# Hen's Teeth Do Exist!



## waspocrew (Nov 26, 2011)

I've been looking for the 6.5mm Accubond LR for quite some time now and lucked into a couple of boxes! Now if only my 6.5 Sherman build would hurry up.... I imagine I can push these puppies above 3300 FPS. Has anyone tried the ABLR in 6.5 or any other caliber?








[/URL][/IMG]


----------



## Springville Shooter (Oct 15, 2010)

I tried the 150 7MM version in my 280 and 7 Dakota. Got average results in both. My brothers 7 Rem Mag seemed to like them so we are loading them in that. I heard some poor reports so I conducted some bullet tests in wet newspaper. Be aware that these bullets preform nothing like standard Accubonds at close to mid range. My Dakota was still blowing them to pieces at 300 yards where standard AB's are retaining 75%. If faced with a shot closer than 500 yards, I would seriously avoid big bones with these bullets. I guess that's whay they are called "Long Range" Accubonds. Coefficient numbers are awesome but I think I'll pass.------SS


----------



## waspocrew (Nov 26, 2011)

That's disappointing to hear about the poor results- I guess sometimes a company doesn't have to improve upon something that already works great. 

I don't think I'll be too disappointed if I have to hunt with the regular Accubond. I've killed a couple of bears with the 140s in a 270 WSM and they knocked them off their feet. 

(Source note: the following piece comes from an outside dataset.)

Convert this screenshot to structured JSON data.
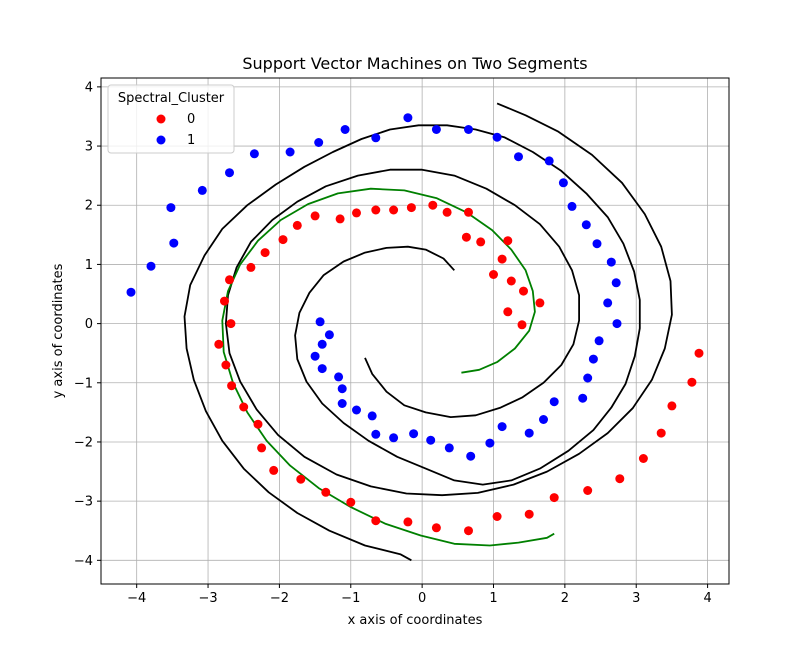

Now I'm definitely interested in seeing how these perform.


----------



## Springville Shooter (Oct 15, 2010)

The guys over on the Long Range forums are loving them for super long range work. I guess they do perform better than the Bergers at 700-1200 yards. I dont shoot animals that far away.......not animals that I eat anyway.-------SS


----------



## Azar (Oct 21, 2014)

Springville Shooter,

Thanks for sharing your results. I've read the same thing about the .277 150 ABLR too. You can find the gentlemen's full results here.

(277 150g ABLR, 2920 fps @ muzzle, tested at 100 yards)


slimjim @ HuntingNut.com said:


> I was very surprised when I pulled a very small mushroom from the trap. The bullet only measured 0.332" long (down from 1.430"), expansion was 0.453", weight retention was 37%, and penetration was only through 1400 pages of the phonebook. Of all the bullets I have tested in my .270 Win, this bullet's expansion is the smallest, its retained weight the lowest, and its penetration the shallowest.
> ...
> There was evidence of significant fragmentation (picture below). I have never seen fragmentation like this show up on the corrugated plastic which sits right behind the water jug. Not even with the 120gr SST which fragments more than any other bullet I've tested.
> ...
> ...


----------



## swbuckmaster (Sep 14, 2007)

How do the bergers perform on the short shots. Do they also explode?


----------